Seed oils would include: Canola, safflower, corn, vegetable, and soy.

Normally, I’d take the disclosure on this study as reason to dismiss:

But the Beeb commissioned a similar study with different folks, and got the same result.

Also, some protection against heterocyclic animes, which are definitely carcinogenic.


(Christina) #38

I love Avocado oil. Love the taste, love cooking with it - just love it. Canola oil is not good for Hashimoto’s so I avoid it, personally.


(Troy) #39

Thread rehash
Came across these nifty charts
Hopefully helpful to some
Ymmv


#40

I saw in your top graph that it mentioned to avoid processed hydrogenated lard. 2KetoDudes’ Richard Morris disputes that claim-

"We have one here in Australia called Superfry which is rendered beef drippings, but on it’s nutritional information it is called hydrogenated animal fat.

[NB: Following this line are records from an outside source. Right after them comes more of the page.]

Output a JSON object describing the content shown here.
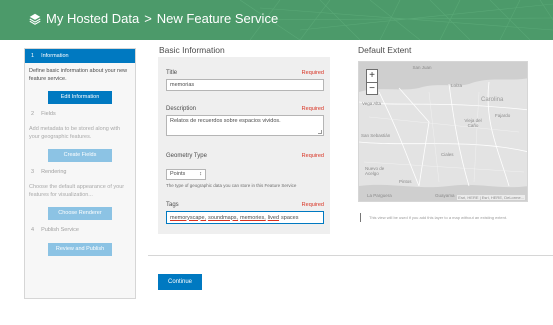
{
  "header": {
    "crumb_root": "My Hosted Data",
    "separator": ">",
    "crumb_current": "New Feature Service"
  },
  "steps": [
    {
      "num": "1",
      "title": "Information",
      "desc": "Define basic information about your new feature service.",
      "button": "Edit Information",
      "active": true
    },
    {
      "num": "2",
      "title": "Fields",
      "desc": "Add metadata to be stored along with your geographic features.",
      "button": "Create Fields",
      "active": false
    },
    {
      "num": "3",
      "title": "Rendering",
      "desc": "Choose the default appearance of your features for visualization...",
      "button": "Choose Renderer",
      "active": false
    },
    {
      "num": "4",
      "title": "Publish Service",
      "desc": "",
      "button": "Review and Publish",
      "active": false
    }
  ],
  "form": {
    "section_title": "Basic Information",
    "required_label": "Required",
    "title_label": "Title",
    "title_value": "memorias",
    "description_label": "Description",
    "description_value": "Relatos de recuerdos sobre espacios vividos.",
    "geometry_label": "Geometry Type",
    "geometry_value": "Points",
    "geometry_caret": "↕",
    "geometry_hint": "The type of geographic data you can store in this Feature Service",
    "tags_label": "Tags",
    "tags": [
      "memoryscape,",
      "soundmaps,",
      "memories,",
      "lived"
    ],
    "tags_tail": "spaces"
  },
  "extent": {
    "section_title": "Default Extent",
    "zoom_in": "+",
    "zoom_out": "−",
    "labels": {
      "san_juan": "San Juan",
      "loiza": "Loíza",
      "vega_alta": "Vega Alta",
      "carolina": "Carolina",
      "vieja_del_cano": "Vieja del Caño",
      "fajardo": "Fajardo",
      "san_sebastian": "San Sebastián",
      "ciales": "Ciales",
      "nuevo_de_acelgo": "Nuevo de Acelgo",
      "pintos": "Pintos",
      "guayama": "Guayama",
      "la_parguera": "La Parguera"
    },
    "attribution": "Esri, HERE | Esri, HERE, DeLorme...",
    "note": "This view will be used if you add this layer to a map without an existing extent."
  },
  "actions": {
    "continue_label": "Continue"
  },
  "colors": {
    "header": "#4c9a6a",
    "primary": "#0079c1",
    "required": "#d83020"
  }
}
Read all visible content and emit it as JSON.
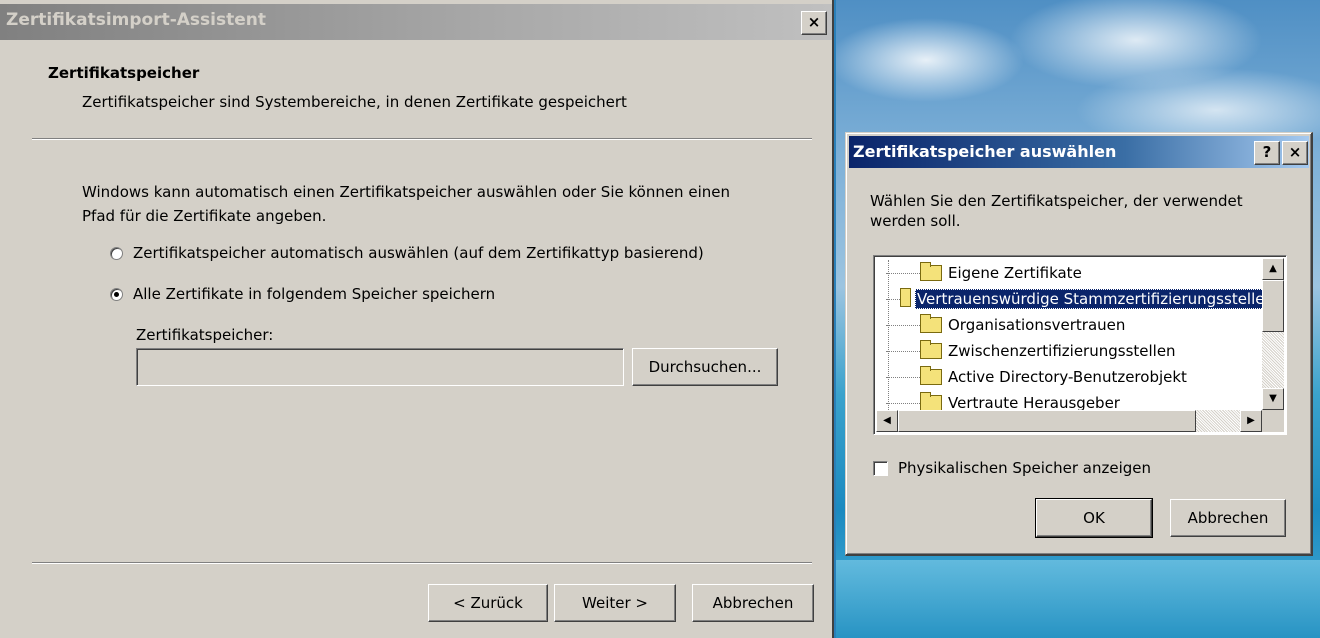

I suspect what happens is beef drippings aren’t particularly shelf stable because they have a mix of saturated, and unsaturated fatty acids. Cows are like us, our fat is mostly palmitic (saturated), and Oleic (mono-unsaturated) with a little polyunsaturated mixed in.

So maybe to make a shelf stable, solid at room temp in a Walmart they have hydrogenated the unsaturated fatty acids.

But the other thing this could be, is that saturated fatty acids are saturated with hydrogen, by definition they are fully hydrogenated - naturally. So THOSE hydrogenated fats aren’t bad at all.

The reason hydrogenation has such a bad rap is it’s a method for turning cheap plant oils (corn/soy oil) solid at room temperature by flattening polyunsaturated fatty acids so they stack - by making them into trans fats."

"…hydrogenated lard is a whole heck of a lot better for us than hydrogenated seed oils.

Ideally, if you want the best possible option, you would slow cook pork fat and render the lard off yourself then you would end up with a product that is slightly more liquid than commercial hydrogenated lard.

But if we are talking about a yardstick from bad at -100 points, neutral at 0 points, and good at 100 pts, hydrogenated seed oil is probably -90, hydrogenated lard or tallow is probably 90, and home rendered lard or tallow is probably 95, and home rendered lard or tallow from grass fed animals is 100."